After more than three years inside as she awaits the conclusion of her trial, Kalu has acquired a knack for stitching and beading.
"I've always been a person who likes dressing well, even when I didn't have enough to eat," she said, adding: "I have a real passion for it!"
Prisons in Italy are notoriously overcrowded and funding has been repeatedly cut in recent years, making for what Justice Minister Annamaria Cancellieri recently called a penal system "that is not worthy of a civilised country".
Innovative projects
There are a few exceptions - innovative projects like a theatre workshop, also at Rebibbia, whose performance of Shakespeare's "Julius Caesar" became the award-winning film "Caesar Must Die" released two years ago.
After three years of bureaucratic hurdles, promoters of Sigillo hope the project - which has €400,000 in funding from the justice ministry an additional €400,000 from charities - will be a similar success.
"The aim of the project is to give female detainees the tools to get a job outside prison once they are released," said Nanda Roscioli, a former justice ministry employee and consultant who has been involved in the project from the start.
Roscioli said it is also a way of countering a prison system oriented towards male detainees in which women are a "subordinate" minority.
"This makes conditions for female detainees harsher, more barbaric," Roscioli said.
"As far as I know this programme is the only one of its kind in the world," she said.
Initial plan
Daniela Arronenzi, head of the Rebibbia workshop charity, said she signed up to the non-profit project because it would give prison-made garments access to a wider retail network and something resembling an actual fashion business.
"Of course, prison is a place of problems.

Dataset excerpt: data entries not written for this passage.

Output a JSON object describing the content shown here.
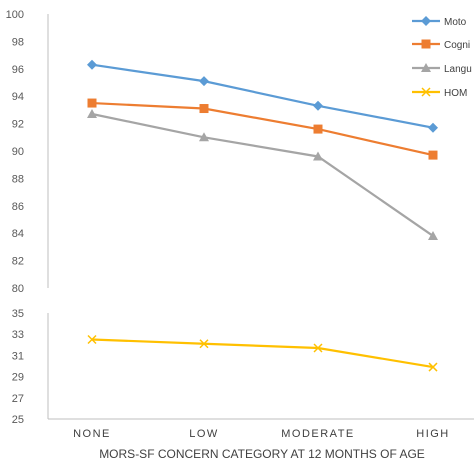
{
  "chart_data": {
    "type": "line",
    "title": "",
    "xlabel": "MORS-SF CONCERN CATEGORY AT 12 MONTHS OF AGE",
    "categories": [
      "NONE",
      "LOW",
      "MODERATE",
      "HIGH"
    ],
    "upper_panel": {
      "ylim": [
        80,
        100
      ],
      "yticks": [
        "80",
        "82",
        "84",
        "86",
        "88",
        "90",
        "92",
        "94",
        "96",
        "98",
        "100"
      ],
      "series": [
        {
          "name": "Moto",
          "color": "#5B9BD5",
          "marker": "diamond",
          "values": [
            96.3,
            95.1,
            93.3,
            91.7
          ]
        },
        {
          "name": "Cogni",
          "color": "#ED7D31",
          "marker": "square",
          "values": [
            93.5,
            93.1,
            91.6,
            89.7
          ]
        },
        {
          "name": "Langu",
          "color": "#A5A5A5",
          "marker": "triangle",
          "values": [
            92.7,
            91.0,
            89.6,
            83.8
          ]
        }
      ]
    },
    "lower_panel": {
      "ylim": [
        25,
        35
      ],
      "yticks": [
        "25",
        "27",
        "29",
        "31",
        "33",
        "35"
      ],
      "series": [
        {
          "name": "HOM",
          "color": "#FFC000",
          "marker": "x",
          "values": [
            32.5,
            32.1,
            31.7,
            29.9
          ]
        }
      ]
    },
    "legend_position": "top-right",
    "grid": false
  }
}
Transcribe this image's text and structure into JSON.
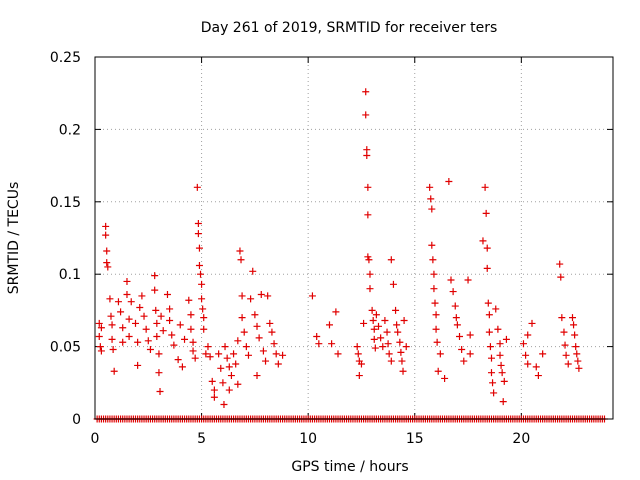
{
  "chart_data": {
    "type": "scatter",
    "title": "Day 261 of 2019, SRMTID for receiver ters",
    "xlabel": "GPS time / hours",
    "ylabel": "SRMTID / TECUs",
    "xlim": [
      0,
      24.3
    ],
    "ylim": [
      0,
      0.25
    ],
    "grid": true,
    "xticks": [
      0,
      5,
      10,
      15,
      20
    ],
    "xtick_labels": [
      "0",
      "5",
      "10",
      "15",
      "20"
    ],
    "yticks": [
      0,
      0.05,
      0.1,
      0.15,
      0.2,
      0.25
    ],
    "ytick_labels": [
      "0",
      "0.05",
      "0.1",
      "0.15",
      "0.2",
      "0.25"
    ],
    "series": [
      {
        "name": "SRMTID",
        "color": "#e00000",
        "marker": "plus",
        "points": [
          [
            0.2,
            0.066
          ],
          [
            0.2,
            0.057
          ],
          [
            0.25,
            0.05
          ],
          [
            0.3,
            0.063
          ],
          [
            0.3,
            0.047
          ],
          [
            0.5,
            0.133
          ],
          [
            0.5,
            0.127
          ],
          [
            0.55,
            0.108
          ],
          [
            0.55,
            0.116
          ],
          [
            0.6,
            0.105
          ],
          [
            0.7,
            0.083
          ],
          [
            0.75,
            0.071
          ],
          [
            0.8,
            0.065
          ],
          [
            0.8,
            0.055
          ],
          [
            0.85,
            0.048
          ],
          [
            0.9,
            0.033
          ],
          [
            1.1,
            0.081
          ],
          [
            1.2,
            0.074
          ],
          [
            1.3,
            0.063
          ],
          [
            1.3,
            0.053
          ],
          [
            1.5,
            0.095
          ],
          [
            1.5,
            0.086
          ],
          [
            1.6,
            0.069
          ],
          [
            1.6,
            0.057
          ],
          [
            1.7,
            0.081
          ],
          [
            1.9,
            0.066
          ],
          [
            2.0,
            0.053
          ],
          [
            2.1,
            0.077
          ],
          [
            2.2,
            0.085
          ],
          [
            2.3,
            0.071
          ],
          [
            2.4,
            0.062
          ],
          [
            2.5,
            0.054
          ],
          [
            2.6,
            0.048
          ],
          [
            2.8,
            0.099
          ],
          [
            2.8,
            0.089
          ],
          [
            2.85,
            0.075
          ],
          [
            2.9,
            0.066
          ],
          [
            2.9,
            0.057
          ],
          [
            3.0,
            0.045
          ],
          [
            3.0,
            0.032
          ],
          [
            3.05,
            0.019
          ],
          [
            3.1,
            0.071
          ],
          [
            3.2,
            0.061
          ],
          [
            3.4,
            0.086
          ],
          [
            3.5,
            0.076
          ],
          [
            3.5,
            0.068
          ],
          [
            3.6,
            0.058
          ],
          [
            3.7,
            0.051
          ],
          [
            3.9,
            0.041
          ],
          [
            4.0,
            0.065
          ],
          [
            4.2,
            0.055
          ],
          [
            4.4,
            0.082
          ],
          [
            4.5,
            0.072
          ],
          [
            4.5,
            0.062
          ],
          [
            4.6,
            0.053
          ],
          [
            4.6,
            0.047
          ],
          [
            4.7,
            0.042
          ],
          [
            4.8,
            0.16
          ],
          [
            4.85,
            0.135
          ],
          [
            4.85,
            0.128
          ],
          [
            4.9,
            0.118
          ],
          [
            4.9,
            0.106
          ],
          [
            4.95,
            0.1
          ],
          [
            5.0,
            0.093
          ],
          [
            5.0,
            0.083
          ],
          [
            5.05,
            0.076
          ],
          [
            5.1,
            0.07
          ],
          [
            5.1,
            0.062
          ],
          [
            5.2,
            0.045
          ],
          [
            5.4,
            0.043
          ],
          [
            5.5,
            0.026
          ],
          [
            5.6,
            0.02
          ],
          [
            5.6,
            0.015
          ],
          [
            5.8,
            0.045
          ],
          [
            5.9,
            0.035
          ],
          [
            6.0,
            0.025
          ],
          [
            6.05,
            0.01
          ],
          [
            6.1,
            0.05
          ],
          [
            6.2,
            0.042
          ],
          [
            6.3,
            0.036
          ],
          [
            6.4,
            0.03
          ],
          [
            6.5,
            0.045
          ],
          [
            6.6,
            0.038
          ],
          [
            6.7,
            0.024
          ],
          [
            6.7,
            0.054
          ],
          [
            6.8,
            0.116
          ],
          [
            6.85,
            0.11
          ],
          [
            6.9,
            0.085
          ],
          [
            6.9,
            0.07
          ],
          [
            7.0,
            0.06
          ],
          [
            7.1,
            0.05
          ],
          [
            7.2,
            0.044
          ],
          [
            7.3,
            0.083
          ],
          [
            7.4,
            0.102
          ],
          [
            7.5,
            0.072
          ],
          [
            7.6,
            0.064
          ],
          [
            7.7,
            0.056
          ],
          [
            7.8,
            0.086
          ],
          [
            7.9,
            0.047
          ],
          [
            8.0,
            0.04
          ],
          [
            8.1,
            0.085
          ],
          [
            8.2,
            0.066
          ],
          [
            8.3,
            0.06
          ],
          [
            8.4,
            0.052
          ],
          [
            8.5,
            0.045
          ],
          [
            8.6,
            0.038
          ],
          [
            8.8,
            0.044
          ],
          [
            10.2,
            0.085
          ],
          [
            10.4,
            0.057
          ],
          [
            10.5,
            0.052
          ],
          [
            11.0,
            0.065
          ],
          [
            11.1,
            0.052
          ],
          [
            11.3,
            0.074
          ],
          [
            11.4,
            0.045
          ],
          [
            12.3,
            0.05
          ],
          [
            12.35,
            0.045
          ],
          [
            12.4,
            0.04
          ],
          [
            12.4,
            0.03
          ],
          [
            12.5,
            0.038
          ],
          [
            12.6,
            0.066
          ],
          [
            12.7,
            0.226
          ],
          [
            12.7,
            0.21
          ],
          [
            12.75,
            0.186
          ],
          [
            12.75,
            0.182
          ],
          [
            12.8,
            0.16
          ],
          [
            12.8,
            0.141
          ],
          [
            12.8,
            0.112
          ],
          [
            12.85,
            0.11
          ],
          [
            12.9,
            0.1
          ],
          [
            12.9,
            0.09
          ],
          [
            13.0,
            0.075
          ],
          [
            13.05,
            0.068
          ],
          [
            13.1,
            0.062
          ],
          [
            13.1,
            0.055
          ],
          [
            13.15,
            0.049
          ],
          [
            13.2,
            0.072
          ],
          [
            13.3,
            0.064
          ],
          [
            13.4,
            0.056
          ],
          [
            13.5,
            0.05
          ],
          [
            13.6,
            0.068
          ],
          [
            13.7,
            0.06
          ],
          [
            13.75,
            0.052
          ],
          [
            13.8,
            0.045
          ],
          [
            13.9,
            0.11
          ],
          [
            14.0,
            0.093
          ],
          [
            14.1,
            0.075
          ],
          [
            14.15,
            0.065
          ],
          [
            14.2,
            0.06
          ],
          [
            14.3,
            0.053
          ],
          [
            14.35,
            0.046
          ],
          [
            14.4,
            0.04
          ],
          [
            14.45,
            0.033
          ],
          [
            14.5,
            0.068
          ],
          [
            15.7,
            0.16
          ],
          [
            15.75,
            0.152
          ],
          [
            15.8,
            0.145
          ],
          [
            15.8,
            0.12
          ],
          [
            15.85,
            0.11
          ],
          [
            15.9,
            0.1
          ],
          [
            15.9,
            0.09
          ],
          [
            15.95,
            0.08
          ],
          [
            16.0,
            0.072
          ],
          [
            16.0,
            0.062
          ],
          [
            16.05,
            0.053
          ],
          [
            16.1,
            0.033
          ],
          [
            16.2,
            0.045
          ],
          [
            16.4,
            0.028
          ],
          [
            16.6,
            0.164
          ],
          [
            16.7,
            0.096
          ],
          [
            16.8,
            0.088
          ],
          [
            16.9,
            0.078
          ],
          [
            16.95,
            0.07
          ],
          [
            17.0,
            0.065
          ],
          [
            17.1,
            0.057
          ],
          [
            17.2,
            0.048
          ],
          [
            17.3,
            0.04
          ],
          [
            17.5,
            0.096
          ],
          [
            17.6,
            0.058
          ],
          [
            18.2,
            0.123
          ],
          [
            18.3,
            0.16
          ],
          [
            18.35,
            0.142
          ],
          [
            18.4,
            0.118
          ],
          [
            18.4,
            0.104
          ],
          [
            18.45,
            0.08
          ],
          [
            18.5,
            0.072
          ],
          [
            18.5,
            0.06
          ],
          [
            18.55,
            0.05
          ],
          [
            18.6,
            0.042
          ],
          [
            18.6,
            0.032
          ],
          [
            18.65,
            0.025
          ],
          [
            18.7,
            0.018
          ],
          [
            18.8,
            0.076
          ],
          [
            18.9,
            0.062
          ],
          [
            19.0,
            0.052
          ],
          [
            19.0,
            0.044
          ],
          [
            19.05,
            0.037
          ],
          [
            19.1,
            0.032
          ],
          [
            19.15,
            0.012
          ],
          [
            19.2,
            0.026
          ],
          [
            20.1,
            0.052
          ],
          [
            20.2,
            0.044
          ],
          [
            20.3,
            0.038
          ],
          [
            20.3,
            0.058
          ],
          [
            20.5,
            0.066
          ],
          [
            20.7,
            0.036
          ],
          [
            20.8,
            0.03
          ],
          [
            21.8,
            0.107
          ],
          [
            21.85,
            0.098
          ],
          [
            21.9,
            0.07
          ],
          [
            22.0,
            0.06
          ],
          [
            22.05,
            0.051
          ],
          [
            22.1,
            0.044
          ],
          [
            22.2,
            0.038
          ],
          [
            22.4,
            0.07
          ],
          [
            22.45,
            0.065
          ],
          [
            22.5,
            0.058
          ],
          [
            22.55,
            0.05
          ],
          [
            22.6,
            0.045
          ],
          [
            22.65,
            0.04
          ],
          [
            22.7,
            0.035
          ],
          [
            2.0,
            0.037
          ],
          [
            4.1,
            0.036
          ],
          [
            5.3,
            0.05
          ],
          [
            6.3,
            0.02
          ],
          [
            7.6,
            0.03
          ],
          [
            13.9,
            0.04
          ],
          [
            14.6,
            0.05
          ],
          [
            17.6,
            0.045
          ],
          [
            19.3,
            0.055
          ],
          [
            21.0,
            0.045
          ]
        ],
        "zero_points": [
          0.1,
          0.2,
          0.3,
          0.4,
          0.5,
          0.6,
          0.7,
          0.8,
          0.9,
          1.0,
          1.1,
          1.2,
          1.3,
          1.4,
          1.5,
          1.6,
          1.7,
          1.8,
          1.9,
          2.0,
          2.1,
          2.2,
          2.3,
          2.4,
          2.5,
          2.6,
          2.7,
          2.8,
          2.9,
          3.0,
          3.1,
          3.2,
          3.3,
          3.4,
          3.5,
          3.6,
          3.7,
          3.8,
          3.9,
          4.0,
          4.1,
          4.2,
          4.3,
          4.4,
          4.5,
          4.6,
          4.7,
          4.8,
          4.9,
          5.0,
          5.1,
          5.2,
          5.3,
          5.4,
          5.5,
          5.6,
          5.7,
          5.8,
          5.9,
          6.0,
          6.1,
          6.2,
          6.3,
          6.4,
          6.5,
          6.6,
          6.7,
          6.8,
          6.9,
          7.0,
          7.1,
          7.2,
          7.3,
          7.4,
          7.5,
          7.6,
          7.7,
          7.8,
          7.9,
          8.0,
          8.1,
          8.2,
          8.3,
          8.4,
          8.5,
          8.6,
          8.7,
          8.8,
          8.9,
          9.0,
          9.1,
          9.2,
          9.3,
          9.4,
          9.5,
          9.6,
          9.7,
          9.8,
          9.9,
          10.0,
          10.1,
          10.2,
          10.3,
          10.4,
          10.5,
          10.6,
          10.7,
          10.8,
          10.9,
          11.0,
          11.1,
          11.2,
          11.3,
          11.4,
          11.5,
          11.6,
          11.7,
          11.8,
          11.9,
          12.0,
          12.1,
          12.2,
          12.3,
          12.4,
          12.5,
          12.6,
          12.7,
          12.8,
          12.9,
          13.0,
          13.1,
          13.2,
          13.3,
          13.4,
          13.5,
          13.6,
          13.7,
          13.8,
          13.9,
          14.0,
          14.1,
          14.2,
          14.3,
          14.4,
          14.5,
          14.6,
          14.7,
          14.8,
          14.9,
          15.0,
          15.1,
          15.2,
          15.3,
          15.4,
          15.5,
          15.6,
          15.7,
          15.8,
          15.9,
          16.0,
          16.1,
          16.2,
          16.3,
          16.4,
          16.5,
          16.6,
          16.7,
          16.8,
          16.9,
          17.0,
          17.1,
          17.2,
          17.3,
          17.4,
          17.5,
          17.6,
          17.7,
          17.8,
          17.9,
          18.0,
          18.1,
          18.2,
          18.3,
          18.4,
          18.5,
          18.6,
          18.7,
          18.8,
          18.9,
          19.0,
          19.1,
          19.2,
          19.3,
          19.4,
          19.5,
          19.6,
          19.7,
          19.8,
          19.9,
          20.0,
          20.1,
          20.2,
          20.3,
          20.4,
          20.5,
          20.6,
          20.7,
          20.8,
          20.9,
          21.0,
          21.1,
          21.2,
          21.3,
          21.4,
          21.5,
          21.6,
          21.7,
          21.8,
          21.9,
          22.0,
          22.1,
          22.2,
          22.3,
          22.4,
          22.5,
          22.6,
          22.7,
          22.8,
          22.9,
          23.0,
          23.1,
          23.2,
          23.3,
          23.4,
          23.5,
          23.6,
          23.7,
          23.8,
          23.9
        ]
      }
    ]
  }
}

There is overcrowding, there are budget cuts, but then there is also this," she said.
The initial plan is to hire 10 female detainees from workshops across the country and train 40 more who will produce under the Sigillo brand for big fashion names, as well as filling special orders for corporate marketing products.
The handbags made in Rebibbia sell for up to €40 each.
Supporters say the project is not exploitative because detainees will receive a regular part-time salary of €600 a month - comparable to their counterparts on the outside - and participation is voluntary.
Chinedum Ike and another member of the Rebibbia co-operative, Ukrainian detainee Natalya, currently receive about €150, which they can send to family or spend on food and hygiene products in the prison.
The initiative is supported by Silvia Venturini Fendi, heiress of the Fendi fashion business, which is owned by French luxury giant LVMH.
For 33-year-old Natalya, who has been inside for three years, making handbags has little to do with glitzy catwalks or commercial success.
"For a time, we feel psychologically that we are not inside these walls. That's the reason for programmes like this. To switch off," said Natalya, who is also a proficient guitarist and pianist who plays at Sunday mass in the chapel.
"Sigillo is also about personal satisfaction. When we create things and they are sold, are appreciated, then we enjoy our work," Natalya said.
She added: "When I get out of here, I would like to open a shop."